House of Demons is a 2018 American horror film directed and written by Patrick Meaney that follows four estranged friends who reunite to spend the weekend at a remote house that was once home to a Manson Family like cult. It stars Amber Benson, Kaytlin Borgen, Morgan Peter Brown, Taliesin Jaffe, Tiffany Smith, Jeff Torres, Whitney Moore and Dove Meir. The film was released on February 6, 2018, by Smith Global Media and Sony Home Entertainment.

==Plot==
Gwen, Matthew, Katrina, and Spencer are best friends for years, until a terrible tragedy tears them apart, and leaves all of them in a state of arrested development. Years later, they are reunited for a destination wedding to stay together in a rented house. What they do not know is that in the late 60s, the house was home to a Manson Family-like cult, run by Frazer, a charismatic former scientist pushing the boundaries of human consciousness.
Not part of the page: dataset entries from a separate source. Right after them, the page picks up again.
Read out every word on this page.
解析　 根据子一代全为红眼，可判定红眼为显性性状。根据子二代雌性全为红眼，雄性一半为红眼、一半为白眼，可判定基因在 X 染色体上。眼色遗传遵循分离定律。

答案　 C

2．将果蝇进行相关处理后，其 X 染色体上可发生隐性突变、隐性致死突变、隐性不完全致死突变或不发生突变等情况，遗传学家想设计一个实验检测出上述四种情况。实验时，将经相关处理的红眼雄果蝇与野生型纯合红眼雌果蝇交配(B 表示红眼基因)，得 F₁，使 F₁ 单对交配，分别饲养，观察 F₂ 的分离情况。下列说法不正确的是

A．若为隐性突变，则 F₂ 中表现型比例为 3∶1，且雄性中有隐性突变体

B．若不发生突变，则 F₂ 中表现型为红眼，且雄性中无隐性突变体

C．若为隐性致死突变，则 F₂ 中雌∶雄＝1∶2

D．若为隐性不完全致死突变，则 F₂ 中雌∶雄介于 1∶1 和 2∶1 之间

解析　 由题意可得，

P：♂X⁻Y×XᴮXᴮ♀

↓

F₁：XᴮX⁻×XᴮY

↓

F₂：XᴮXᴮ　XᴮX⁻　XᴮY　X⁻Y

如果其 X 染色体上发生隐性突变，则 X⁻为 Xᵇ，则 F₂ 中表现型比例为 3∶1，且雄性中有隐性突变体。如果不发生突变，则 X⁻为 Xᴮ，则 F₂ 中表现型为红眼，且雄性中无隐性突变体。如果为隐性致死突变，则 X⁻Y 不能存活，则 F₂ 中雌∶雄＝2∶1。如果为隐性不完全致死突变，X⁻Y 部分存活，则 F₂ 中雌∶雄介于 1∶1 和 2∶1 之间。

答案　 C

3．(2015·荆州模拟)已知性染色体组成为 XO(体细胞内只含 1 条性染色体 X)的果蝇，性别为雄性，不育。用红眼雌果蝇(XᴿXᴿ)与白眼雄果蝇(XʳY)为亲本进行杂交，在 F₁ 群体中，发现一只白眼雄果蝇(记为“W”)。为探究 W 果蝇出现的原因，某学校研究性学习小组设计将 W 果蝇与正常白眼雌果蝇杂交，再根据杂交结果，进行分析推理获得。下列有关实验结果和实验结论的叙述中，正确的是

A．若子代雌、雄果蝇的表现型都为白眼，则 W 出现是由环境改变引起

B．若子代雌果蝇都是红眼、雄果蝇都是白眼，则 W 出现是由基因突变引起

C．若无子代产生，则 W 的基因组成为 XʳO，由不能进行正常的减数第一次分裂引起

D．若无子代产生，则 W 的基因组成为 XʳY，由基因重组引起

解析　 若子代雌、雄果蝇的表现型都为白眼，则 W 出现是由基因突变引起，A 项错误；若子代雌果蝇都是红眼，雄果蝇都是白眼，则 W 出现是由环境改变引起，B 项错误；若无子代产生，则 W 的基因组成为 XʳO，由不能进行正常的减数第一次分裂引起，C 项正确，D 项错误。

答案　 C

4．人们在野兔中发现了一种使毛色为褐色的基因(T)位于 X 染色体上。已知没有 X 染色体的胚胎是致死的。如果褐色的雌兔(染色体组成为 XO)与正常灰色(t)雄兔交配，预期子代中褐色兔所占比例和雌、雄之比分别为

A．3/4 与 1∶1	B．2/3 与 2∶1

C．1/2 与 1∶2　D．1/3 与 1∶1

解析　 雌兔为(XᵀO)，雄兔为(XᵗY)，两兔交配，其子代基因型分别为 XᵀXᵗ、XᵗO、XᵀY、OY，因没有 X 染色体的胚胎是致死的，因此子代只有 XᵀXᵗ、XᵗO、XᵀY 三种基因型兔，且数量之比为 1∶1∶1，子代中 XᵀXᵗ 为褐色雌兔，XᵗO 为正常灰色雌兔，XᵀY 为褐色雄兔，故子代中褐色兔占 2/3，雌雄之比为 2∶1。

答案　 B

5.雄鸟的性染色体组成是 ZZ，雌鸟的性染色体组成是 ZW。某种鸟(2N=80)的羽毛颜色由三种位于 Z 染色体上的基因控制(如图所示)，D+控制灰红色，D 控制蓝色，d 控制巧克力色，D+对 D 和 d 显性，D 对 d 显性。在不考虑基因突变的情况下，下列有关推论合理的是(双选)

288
His experiments echo through time and manifest everyone's darkest fears and memories before them as time blurs and Frazer's cult and the present day collide. Over the course of one night, everyone must confront their darkness or be destroyed by it.

==Cast==
- Kaytlin Borgen as Gwen
- Morgan Peter Brown as Spencer
- Dove Meir as Frazer
- Whitney Moore as Katrina
- Tiffany Smith as Samantha
- Jeff Torres as Matthew
- Amber Benson as Maya
- Chloe Dykstra as Nancy
- Taliesin Jaffe as Dave
- Brian Townes as Derek
- Jeff Berg as Jeff
- Paradox Pollack as The Demon
- Alexia Dox as Dawn

==Production==

The film was shot in 13 days, primarily in Santa Clarita, California. Meaney chose to cast many people who are prominent in the geek world, after developing those connections while producing documentaries about the world of comic books.

The film was originally called Trip House, but the title was subsequently changed to House of Demons.

==Release==

The film was acquired for distribution by Smith Global Media and Sony Home Entertainment. It was released February 6, 2018 on DVD, VOD and digital.

In advance of the release, the film received positive reviews from Aint It Cool News, We The Nerdy, Unseen Films and other outlets.